Other than that, you will probably want to load the datasets into envi
for visualisation. If you have correctly stored the data from the zip files, you should have in your data directory a series of sub-directories named by year, such as:
1986 1989 1992 1995 1998 2001 2004 2007 2010 2013 2016 2019
1987 1990 1993 1996 1999 2002 2005 2008 2011 2014 2017
1988 1991 1994 1997 2000 2003 2006 2009 2012 2015 2018
Inside each of these, you should see files such as the following:
22014.constant.tif 2014.swir.tif
2014.NDVI.tfw 2014.green.tfw
2014.NDVI.tif 2014.green.tif
2014.NDWI.tfw 2014.nir.tfw
2014.NDWI.tif 2014.nir.tif
2014.blue.tfw 2014.red.tfw
2014.blue.tif 2014.red.tif
2014.constant.tfw 2014.swir.tfw
2014_Shenzhen 2014_Shenzhen.hdr
The file 2014_Shenzhen
is particularly important, as this is the file that you will load using envi
.
One further file that may be of interest is the file 2014.constant.tif
which you can use as a data mask if you like. The mask has a value of zero for Shenzhen and no data
outside of that.
You should load and explore the datasets you have downloaded. Provide examples of e.g. interesting spectral profiles, transects, histograms or scatter plots for your report – things that you would normally produce as part of a data exploration exercise.
the histograms are of interest (think about what this means for classification)
and the scatterplots in many ways even more interesting:
You will find it particularly interesting to examine scatter plots of NDVI and NDWI for this dataset as you should see that a pretty good classification can be achieved with just these two bands of data. An advantage of this would be that the processing should be faster (fewer bands), but also that it is straightforward to visualise and appreciate the clusters that will be used to describe the land cover classes.
These are not the only ‘bands’ to explore though!
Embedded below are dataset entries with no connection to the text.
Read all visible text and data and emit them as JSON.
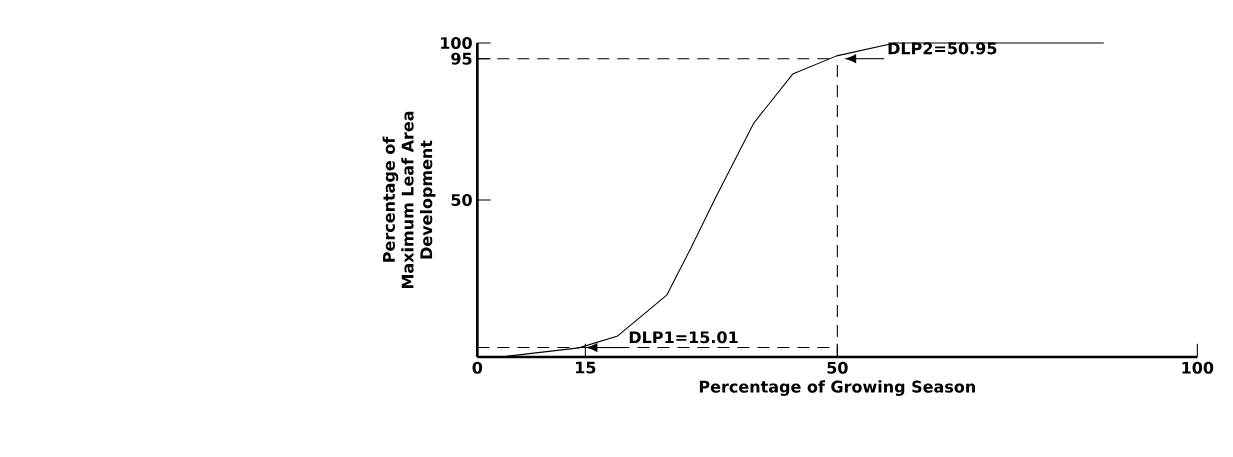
{
  "chart_data": {
    "type": "line",
    "xlabel": "Percentage of Growing Season",
    "ylabel": "Percentage of Maximum Leaf Area Development",
    "x": [
      4,
      14.1,
      19.5,
      26.3,
      29.6,
      33,
      38.4,
      43.8,
      49.9,
      58,
      87
    ],
    "series": [
      {
        "color": "#000000",
        "values": [
          0.2,
          2.9,
          6.7,
          19.7,
          34.4,
          50.3,
          74.5,
          90.1,
          95.9,
          100,
          100
        ]
      }
    ],
    "xlim": [
      0,
      100
    ],
    "ylim": [
      0,
      100
    ],
    "xticks": [
      0,
      15,
      50,
      100
    ],
    "yticks": [
      50,
      95,
      100
    ],
    "ref_lines": [
      {
        "axis": "y",
        "value": 95,
        "line_style": "dashed"
      },
      {
        "axis": "y",
        "value": 3,
        "line_style": "dashed"
      },
      {
        "axis": "x",
        "value": 50,
        "line_style": "dashed"
      }
    ],
    "annotations": [
      {
        "text": "DLP1=15.01",
        "x": 15.01,
        "y": 3
      },
      {
        "text": "DLP2=50.95",
        "x": 50.95,
        "y": 95
      }
    ],
    "grid": false,
    "marker": "none",
    "line_style": "solid"
  }
}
Collect plenty of images of scatterplotas, histograms and images for your write up to illustrate particular things you find. Don’t just put images in the report with no reference to what you are using them to show!
You should spend some time exploring these scatterplots for the different years data: are the patterns consistent? (show some evidence). Can you simply visualise (and explain) the clusters and their relationship to land cover types? In exploring the datasets you should save interesting plots to use in your write-up – anything that helps you explain what is going on is of value!